Там Бруно Шульц идёт вдоль бесконечного забора (его графика делает мир серым и тревожно-болезненным, а проза — густым, вязким, цветным, маслянистым). Он идёт навстречу сам понимаешь чему. Он пишет длинные письма и выходит на улицу, допустим, купить сигарет, а потом вернуться и дописать письмо пану Гомбровичу.
Пока ты весь внимание и восторг, на тебя надвигаются десятки, сотни других, не менее сочных (ведь это Шалев, от Шалева ещё никто не убегал). Истории (у них нет и быть не может конца и начала), не веришь, раскрой книгу книг, ощути масштаб, прогнись под его мощью, на тебя надвигается судьба. В лице Сарры, Ревекки, Юдифи, Рахели.
Послушай, история, если ее правильно услышать, а потом трактовать… Никто не гарантирует достоверности, но нам она ни к чему.
Господи, я задыхаюсь от любви, от обилия ее и недостатка, от просроченных возможностей и невозможностей, от несбывшихся надежд и лопнувших иллюзий. Лишь одно неизменно.
Он плетет свои сети с неистовством одержимого, с ловкостью фокусника, запоминая узелки, закручивая двойные и тройные петли, растягивая пряжу, перекусывая нити. В темноте (его просторное белье напоминает одежды пророка Иезекииля) вскакивает посреди ночи и, зажигая свечу, макает перо в чернильницу, она же сидит на его плече, вцепившись намертво острыми коготками, и клокочет простуженным горлом, вторя именам и фактам, которые не нуждаются ни в уточнении, ни в опровержении.
Разве что в продолжении.
Она кутается в алую шаль, ее знобит, ее всегда знобит. Мир явно сошёл с ума и нуждается в помощи, и спасут его детские пальцы с ярко-красными ноготками, алые туфельки и узкие джинсы. Порхающая в воздухе сигарета. Она закрывает глаза и летит. Бог знает куда и зачем. Бог знает, к кому. Одержимая новой любовью, она плачет, ворожит и колдует, рождается и умирает. Садится на ветку, склоняет маленькую голову, щёлкает клювом, трепещет отливающими синим крыльями, — вы слышите? В воздухе? Этот пьянящий аромат, этот трепет и стон, это нежное свечение, этот клекот и воркование, последнее дыхание и благословение. Ша-лев.

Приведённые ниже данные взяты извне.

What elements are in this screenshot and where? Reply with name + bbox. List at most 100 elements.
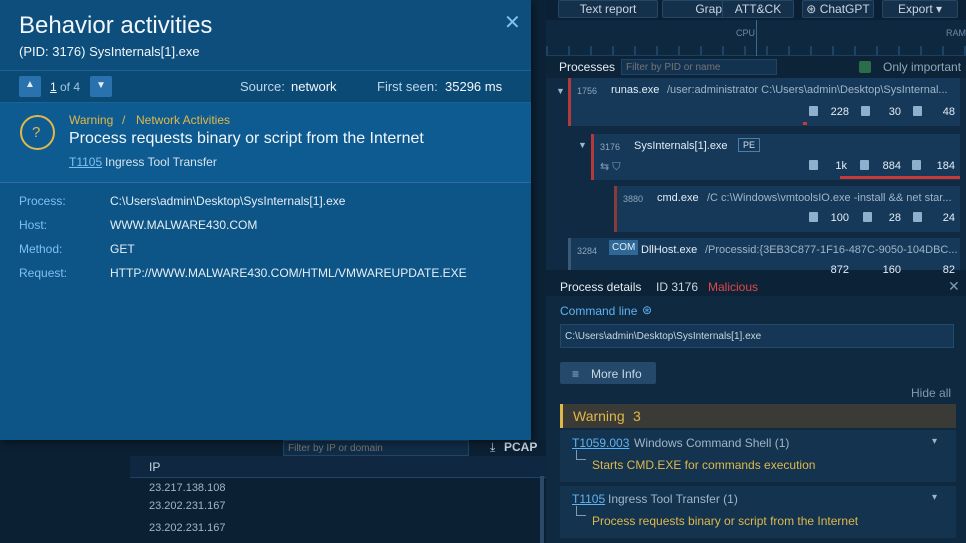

Шалев…

Холод

Так, как я мерзла в Израиле зимой 1994 года, я не мерзла больше никогда.
Оттуда, из Израиля девяностых, дом казался берегом обетованным. Все-таки центральное отопление, с ним всегда, в общем, достаточно тепло, еще и солнечная сторона лоджии.
В лачуге нашей на улице Чикаго, не было не только отопления, но и горячей воды, которую, как я потом поняла, наш богобоязненный хозяин предусмотрительно отключал…
На улицу выходили греться, к полудню становилось тепло, и можно было расстегнуть куртку, подставить лицо солнечным лучам, в ясные дни не только весь Амишав, весь Израиль выгревал кости на лавочках, и ночной морок казался абсолютной химерой.
Сколько обогревателей, масляных батарей, со спиралями и поддувом, сгорело за время коротких, но неизбежно наступающих вслед за долгим летом, израильских зим…
И все же, ту зиму можно было пережить, уповая на скорое наступление весны, на всегда близкое африканское солнце.
Первый курс, первые заморозки в октябре месяце, помидорные поля в Херсоне (дорога из Киева на поезде длилась ночь), грязь, слякоть, воды по щиколотку, ноги в легкомысленных китайских кедах, мое первое боевое крещение, которое я сносила достаточно весело, потому что студенческая жизнь, первая сигарета, зажатая неумелыми пальцами, затяжной кашель с трехэтажных нар, комната гигиены с единственным предметом гигиены — отчего-то таковым считался замерзший кран с повисшей на нем холодной каплей…Там еще наблюдалась кровать с панцирной сеткой, с разодранным нечистым матрасом и вырванными пружинами.
Такая довольно серьезная прививка, посвящение во взрослую самостоятельную жизнь. Абсолютное безразличие окружающих нас взрослых, да выживут, не сахарные. К слову сказать, мы и правда тогда выжили. Сами взрослые сутками не просыхали, и жили в более-менее обустроенных помещениях.
Странно, что мне, начитанной барышне из антисоветской совершенно семьи, не приходили в голову довольно оправданные аналогии с Гулагом. Всего-то с месяц промучиться, ведь не убивают же, и вон какая красота вокруг, и помидорчики эти херсонские так и брызжут соком, и запах нагретой земли…
Мне, комнатной девочке, все это было в новинку, земля, нары, походы за провиантом, хулиганские набеги на продуктовые точки, толпы местных «хлопцев», их темные лица, мощные чресла, налитые водкой глаза.
Похоже, лагерь, в котором мы столь беспечно обитали, был не просто трудовой. Он был исправительно-трудовой, о чем свидетельствовали решетки на окнах и трехэтажные нары.
Я помню поле, пронизывающий ветер, конец рабочего дня, нарастающее отчаянье, долгое отсутствие автобуса, который должен был вывезти нас с бескрайних просторов, — я кутаюсь в какую-то рыбью кацавейку, натужно шучу, посмеиваюсь, в общем, паясничаю вовсю, и внезапно натыкаюсь на жалостливый взгляд местной старушки.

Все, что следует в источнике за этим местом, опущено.